August 4, 2016 - 12:00 AM

Rep. Kent Thompson said the day after it was clear Tuesday’s primary election showed what voters in Kansas are thinking.

Nearly a dozen conservative legislators in the two chambers were defeated by candidates who subscribe to more moderate fiscal and social views.

“Maybe we can get things turned around,” as the result of what he opined was a litmus test for Gov. Sam Brownback. Thompson represents the 9th House District.

If political philosophies of newcomers — we still have the Nov. 8 election ahead — hold true to their moderation, changes in tax policy and more generous attitudes toward school funding should unfold.

The caveat is that even if a coalition develops in the House, between moderates and Democrats, and a similar occurrence comes about in the Senate, neither is expected to have the wherewithal to pass veto-proof legislation.

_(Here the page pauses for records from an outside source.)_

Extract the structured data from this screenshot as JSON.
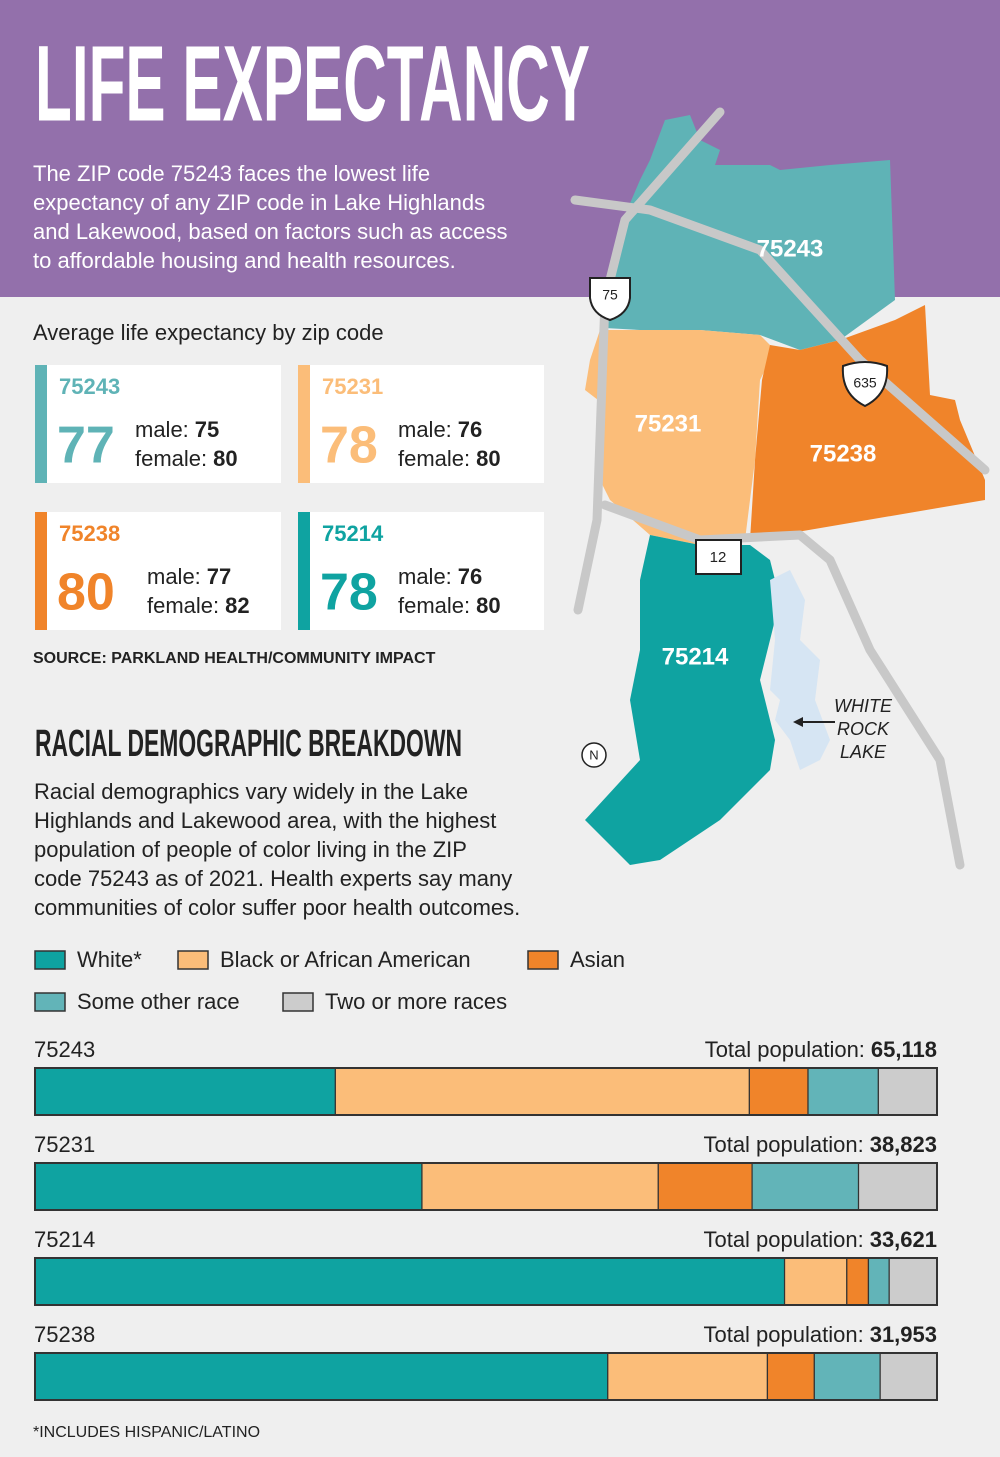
{
  "header": {
    "title": "LIFE EXPECTANCY",
    "description": [
      "The ZIP code 75243 faces the lowest life",
      "expectancy of any ZIP code in Lake Highlands",
      "and Lakewood, based on factors such as access",
      "to affordable housing and health resources."
    ]
  },
  "life_expectancy": {
    "subtitle": "Average life expectancy by zip code",
    "male_label": "male:",
    "female_label": "female:",
    "cards": [
      {
        "zip": "75243",
        "average": 77,
        "male": 75,
        "female": 80,
        "color": "#5fb3b6"
      },
      {
        "zip": "75231",
        "average": 78,
        "male": 76,
        "female": 80,
        "color": "#fbbd79"
      },
      {
        "zip": "75238",
        "average": 80,
        "male": 77,
        "female": 82,
        "color": "#f0842a"
      },
      {
        "zip": "75214",
        "average": 78,
        "male": 76,
        "female": 80,
        "color": "#0fa3a1"
      }
    ],
    "source": "SOURCE: PARKLAND HEALTH/COMMUNITY IMPACT"
  },
  "map": {
    "zips": [
      "75243",
      "75231",
      "75238",
      "75214"
    ],
    "highways": [
      "75",
      "635",
      "12"
    ],
    "north": "N",
    "lake": [
      "WHITE",
      "ROCK",
      "LAKE"
    ]
  },
  "demographics": {
    "title": "RACIAL DEMOGRAPHIC BREAKDOWN",
    "description": [
      "Racial demographics vary widely in the Lake",
      "Highlands and Lakewood area, with the highest",
      "population of people of color living in the ZIP",
      "code 75243 as of 2021. Health experts say many",
      "communities of color suffer poor health outcomes."
    ],
    "total_prefix": "Total population:",
    "footnote": "*INCLUDES HISPANIC/LATINO"
  },
  "chart_data": {
    "type": "stacked_barh",
    "categories": [
      "75243",
      "75231",
      "75214",
      "75238"
    ],
    "totals": [
      {
        "value": 65118,
        "label": "65,118"
      },
      {
        "value": 38823,
        "label": "38,823"
      },
      {
        "value": 33621,
        "label": "33,621"
      },
      {
        "value": 31953,
        "label": "31,953"
      }
    ],
    "xlim": [
      0,
      100
    ],
    "series": [
      {
        "name": "White*",
        "color": "#0fa3a1",
        "values": [
          33.3,
          42.9,
          83.1,
          63.5
        ]
      },
      {
        "name": "Black or African American",
        "color": "#fbbd79",
        "values": [
          45.9,
          26.2,
          6.9,
          17.7
        ]
      },
      {
        "name": "Asian",
        "color": "#f0842a",
        "values": [
          6.5,
          10.4,
          2.4,
          5.2
        ]
      },
      {
        "name": "Some other race",
        "color": "#62b4b8",
        "values": [
          7.8,
          11.8,
          2.3,
          7.3
        ]
      },
      {
        "name": "Two or more races",
        "color": "#cccccc",
        "values": [
          6.5,
          8.7,
          5.3,
          6.3
        ]
      }
    ]
  }
}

Among measures that are likely to crop are reversal of the tax breaks given 330,000 small business owners and farmers in concession to trickle-down economics; a reconfiguration of the school finance formula that will provide more adequate funding; and attention to Kansas Department of Transportation revenue that has been depleted by sweeps to balance general fund budgets.

Full restoration of income taxes in some degree to what they were before cuts in 2012-13 is less likely, given that it was Brownback’s pet project to revive and infuse adrenaline into the heart of the Kansas economy — even though there is no evidence it came even remotely close to having that effect. And, his term runs on another two years.

Brownback and his supporters should realize a wave of voter disapproval has flowed over the state — perhaps not in bloodbath proportions but close — and has demonstrated graphically that large numbers of voters are dissatisfied.

It would behoove the governor to reach out to legislators, admit that the state has a financial mess to clean up and get to it.

 

VOTERS AUTHORED a coup of some proportion when they sent Sen. Terry Bruce, GOP majority leader and three terms in the chamber, back home.

Pundits expected Bruce to challenge Susan Wagle for the senate’s presidency. Now he will be just another citizen watching from the sidelines.

Conservative losses were greatest in the Johnson County area, where criticism of cuts to education funding have been rampant.

In this area of the state, Forrest Knox, Altoona, was defeated.

In recent sessions, Knox, whose children are home-schooled, has been a prominent critic of what generally is accepted as adequate funding for schools and has promoted social engineering of families’ private lives.